Microcredit has formed a successful part of anti-poverty programmes since left-wing former President Luiz Inácio Lula da Silva took office in January 2003 and immediately launched the National Productive Microcredit Programme, targeting low-income households.

During Lula’s two terms in office, from 2003 to 2011, the number of holders of small-scale loans rose from 200,000 to more than one million, Lauro González, coordinator of the Getulio Vargas Foundation’s (FGV) Microfinance Studies Centre, told IPS.

The programme to expand access to credit among formal sector entrepreneurs and informal sector workers generated the equivalent of nearly four billion dollars in credit for low-income households from August 2004 to August 2010.

“The initiative has played an important role in strengthening and expanding credit for the low-income population,” Marcelo Azevedo Teixeira, manager of the urban microfinance unit at the state-run Banco do Nordeste do Brasil (Bank of Northeast of Brazil – BNB), told IPS.

“New actors entered the market, new products were developed, and regulations evolved, which made it possible to coordinate the activities of different institutions,” he added.

The BNB’s CrediAmigo Plan represents nearly 70 percent of the national market for microcredit in Brazil, and is one of the largest programmes of its kind in Latin America.

A winner of the Inter-American Development Bank’s (IDB) Award for Excellence in Microfinance, the programme had 827,579 active clients as of April 2011, and a portfolio of more than 462 million dollars.
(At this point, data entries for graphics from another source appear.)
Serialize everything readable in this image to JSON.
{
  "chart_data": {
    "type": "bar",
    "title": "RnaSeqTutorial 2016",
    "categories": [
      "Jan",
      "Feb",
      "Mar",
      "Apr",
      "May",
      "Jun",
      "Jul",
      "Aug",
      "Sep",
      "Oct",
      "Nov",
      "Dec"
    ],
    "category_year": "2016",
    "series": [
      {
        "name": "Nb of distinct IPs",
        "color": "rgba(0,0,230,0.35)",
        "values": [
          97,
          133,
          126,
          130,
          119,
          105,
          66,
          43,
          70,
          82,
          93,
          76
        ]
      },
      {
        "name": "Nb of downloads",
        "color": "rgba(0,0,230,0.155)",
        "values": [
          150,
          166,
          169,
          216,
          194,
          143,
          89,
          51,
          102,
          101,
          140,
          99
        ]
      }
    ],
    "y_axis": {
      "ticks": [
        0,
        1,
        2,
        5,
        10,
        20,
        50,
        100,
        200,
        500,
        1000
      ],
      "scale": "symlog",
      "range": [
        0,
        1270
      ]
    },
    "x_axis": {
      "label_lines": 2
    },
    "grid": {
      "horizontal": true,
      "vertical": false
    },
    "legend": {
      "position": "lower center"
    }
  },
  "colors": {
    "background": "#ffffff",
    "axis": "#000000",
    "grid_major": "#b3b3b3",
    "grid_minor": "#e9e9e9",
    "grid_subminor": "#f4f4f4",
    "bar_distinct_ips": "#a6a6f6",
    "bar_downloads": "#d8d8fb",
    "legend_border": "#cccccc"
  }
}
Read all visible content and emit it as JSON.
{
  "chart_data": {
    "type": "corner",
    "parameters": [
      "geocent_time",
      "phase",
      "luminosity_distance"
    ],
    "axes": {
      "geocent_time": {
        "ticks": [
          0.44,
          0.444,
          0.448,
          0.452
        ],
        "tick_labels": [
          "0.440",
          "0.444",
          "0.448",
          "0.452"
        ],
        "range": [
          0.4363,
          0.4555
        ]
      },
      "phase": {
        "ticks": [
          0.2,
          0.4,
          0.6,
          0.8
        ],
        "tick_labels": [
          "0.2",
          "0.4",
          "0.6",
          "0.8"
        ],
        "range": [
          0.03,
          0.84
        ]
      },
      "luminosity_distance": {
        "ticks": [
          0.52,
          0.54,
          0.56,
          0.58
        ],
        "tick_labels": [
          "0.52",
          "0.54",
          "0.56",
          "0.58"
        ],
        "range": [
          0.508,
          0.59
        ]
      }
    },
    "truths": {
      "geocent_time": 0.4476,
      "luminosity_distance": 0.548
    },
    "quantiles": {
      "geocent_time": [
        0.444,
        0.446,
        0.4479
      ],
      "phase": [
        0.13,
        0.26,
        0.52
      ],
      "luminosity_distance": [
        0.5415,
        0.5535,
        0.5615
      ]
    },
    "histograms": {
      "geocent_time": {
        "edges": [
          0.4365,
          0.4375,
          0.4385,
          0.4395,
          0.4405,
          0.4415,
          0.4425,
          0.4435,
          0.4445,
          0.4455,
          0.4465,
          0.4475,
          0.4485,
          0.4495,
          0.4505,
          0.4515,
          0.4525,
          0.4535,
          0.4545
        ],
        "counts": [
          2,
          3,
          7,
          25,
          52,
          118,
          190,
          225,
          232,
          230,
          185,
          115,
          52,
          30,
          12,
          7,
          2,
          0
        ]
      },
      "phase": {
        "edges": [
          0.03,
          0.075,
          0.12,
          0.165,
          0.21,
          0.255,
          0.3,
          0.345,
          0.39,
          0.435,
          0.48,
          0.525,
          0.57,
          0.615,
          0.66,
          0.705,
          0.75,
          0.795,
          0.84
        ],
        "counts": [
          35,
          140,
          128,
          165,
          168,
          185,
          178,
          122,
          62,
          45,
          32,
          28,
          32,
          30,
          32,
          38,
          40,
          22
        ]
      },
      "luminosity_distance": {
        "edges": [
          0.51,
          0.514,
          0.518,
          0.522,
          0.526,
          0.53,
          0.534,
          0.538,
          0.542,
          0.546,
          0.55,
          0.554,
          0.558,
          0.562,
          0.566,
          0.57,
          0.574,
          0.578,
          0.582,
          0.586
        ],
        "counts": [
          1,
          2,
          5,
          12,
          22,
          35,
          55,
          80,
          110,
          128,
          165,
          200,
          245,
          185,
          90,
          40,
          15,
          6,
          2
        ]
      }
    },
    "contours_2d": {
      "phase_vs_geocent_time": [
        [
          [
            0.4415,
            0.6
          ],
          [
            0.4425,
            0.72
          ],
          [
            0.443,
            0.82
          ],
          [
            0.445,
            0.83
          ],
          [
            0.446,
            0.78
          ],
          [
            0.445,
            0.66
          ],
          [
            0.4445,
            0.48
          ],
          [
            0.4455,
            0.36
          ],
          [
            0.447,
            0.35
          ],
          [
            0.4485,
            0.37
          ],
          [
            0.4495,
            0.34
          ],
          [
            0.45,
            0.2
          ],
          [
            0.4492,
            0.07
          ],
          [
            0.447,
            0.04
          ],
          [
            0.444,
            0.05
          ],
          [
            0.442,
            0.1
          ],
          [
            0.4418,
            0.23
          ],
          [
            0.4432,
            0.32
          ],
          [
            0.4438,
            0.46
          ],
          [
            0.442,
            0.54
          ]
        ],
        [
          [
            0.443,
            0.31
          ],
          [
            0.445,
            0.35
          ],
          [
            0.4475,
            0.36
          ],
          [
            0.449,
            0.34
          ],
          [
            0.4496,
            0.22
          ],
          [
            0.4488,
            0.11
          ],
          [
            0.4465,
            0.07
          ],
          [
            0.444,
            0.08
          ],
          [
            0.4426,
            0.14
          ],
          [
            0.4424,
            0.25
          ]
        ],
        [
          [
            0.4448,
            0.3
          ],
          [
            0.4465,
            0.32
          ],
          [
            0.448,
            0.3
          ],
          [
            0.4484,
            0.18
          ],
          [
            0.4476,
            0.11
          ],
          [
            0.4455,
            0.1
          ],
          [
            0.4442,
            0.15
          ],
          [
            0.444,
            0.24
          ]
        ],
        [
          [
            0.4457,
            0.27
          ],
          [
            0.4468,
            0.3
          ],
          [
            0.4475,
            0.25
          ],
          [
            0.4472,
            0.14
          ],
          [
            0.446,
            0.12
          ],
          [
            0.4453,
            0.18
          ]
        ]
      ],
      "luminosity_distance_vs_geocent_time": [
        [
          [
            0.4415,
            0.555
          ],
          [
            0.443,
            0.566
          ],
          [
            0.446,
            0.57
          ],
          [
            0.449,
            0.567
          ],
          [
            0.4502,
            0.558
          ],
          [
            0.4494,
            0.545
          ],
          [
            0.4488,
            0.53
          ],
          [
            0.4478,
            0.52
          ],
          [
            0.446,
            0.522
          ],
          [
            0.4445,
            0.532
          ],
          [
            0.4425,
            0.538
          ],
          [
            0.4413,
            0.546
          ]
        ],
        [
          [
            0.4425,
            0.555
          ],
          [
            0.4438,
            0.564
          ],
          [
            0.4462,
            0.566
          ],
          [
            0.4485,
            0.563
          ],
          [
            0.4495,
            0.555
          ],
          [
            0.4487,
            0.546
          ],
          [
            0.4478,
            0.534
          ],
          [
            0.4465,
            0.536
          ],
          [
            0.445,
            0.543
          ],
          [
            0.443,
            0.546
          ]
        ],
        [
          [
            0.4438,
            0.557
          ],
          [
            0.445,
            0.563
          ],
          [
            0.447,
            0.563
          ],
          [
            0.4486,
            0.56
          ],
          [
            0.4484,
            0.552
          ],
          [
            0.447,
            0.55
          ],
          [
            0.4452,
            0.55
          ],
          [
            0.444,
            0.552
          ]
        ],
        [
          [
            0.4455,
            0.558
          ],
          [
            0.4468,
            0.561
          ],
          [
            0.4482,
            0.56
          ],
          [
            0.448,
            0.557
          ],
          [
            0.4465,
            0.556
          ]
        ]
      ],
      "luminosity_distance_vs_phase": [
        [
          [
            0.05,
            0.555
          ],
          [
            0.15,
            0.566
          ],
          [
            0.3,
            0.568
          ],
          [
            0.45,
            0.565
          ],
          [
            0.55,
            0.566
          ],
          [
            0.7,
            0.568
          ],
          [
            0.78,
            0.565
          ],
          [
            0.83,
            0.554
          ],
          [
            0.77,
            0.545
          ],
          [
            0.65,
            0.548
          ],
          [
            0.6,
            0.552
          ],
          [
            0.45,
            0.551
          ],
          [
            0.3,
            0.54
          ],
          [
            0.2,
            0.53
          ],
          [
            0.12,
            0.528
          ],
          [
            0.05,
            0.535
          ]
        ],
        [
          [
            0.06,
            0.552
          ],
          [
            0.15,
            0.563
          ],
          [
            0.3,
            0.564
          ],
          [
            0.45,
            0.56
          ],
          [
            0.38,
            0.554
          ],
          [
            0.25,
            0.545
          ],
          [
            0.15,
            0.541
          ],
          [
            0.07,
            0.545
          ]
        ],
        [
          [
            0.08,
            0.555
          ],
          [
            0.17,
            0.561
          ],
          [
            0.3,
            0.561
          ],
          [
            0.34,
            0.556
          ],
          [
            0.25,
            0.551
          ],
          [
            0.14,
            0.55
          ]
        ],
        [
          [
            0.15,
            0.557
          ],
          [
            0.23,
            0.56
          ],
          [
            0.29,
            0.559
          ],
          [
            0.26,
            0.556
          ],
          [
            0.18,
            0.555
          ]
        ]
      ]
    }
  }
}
The borrowers’ default rate is just 1.1 percent.

CrediAmigo, which began in the northeast, Brazil’s poorest region, and has expanded to other areas, such as the favelas or shantytowns of Rio de Janeiro, has made it possible for 61 percent of its small loan holders to rise above the poverty line, according to a study by economist Marcelo Neri.

In his study, Neri, the head of the FGV’s Centre for Social Policies, describes CrediAmigo as a programme “of excellent quality of scale, sustainability and private returns, which reaches women and the poor and thus has an important social effect.”

According to Neri, the possibility of leaving poverty behind goes up the longer the borrower remains in the programme.

The BNB programme helps small-scale entrepreneurs, 92 percent of whom are involved in trade, in activities like sales of clothing, articles of hygiene, and food or drink.

Women represent 65 percent of CrediAmigo’s client base, and are generally involved in solidarity lending groups.

VivaCred, a non-profit microfinance institution, is one of the channels used by the BNB and other banks to bring microcredit to poor communities in Rio de Janeiro, like the favelas of La Rocinha or the Complexo do Alemao.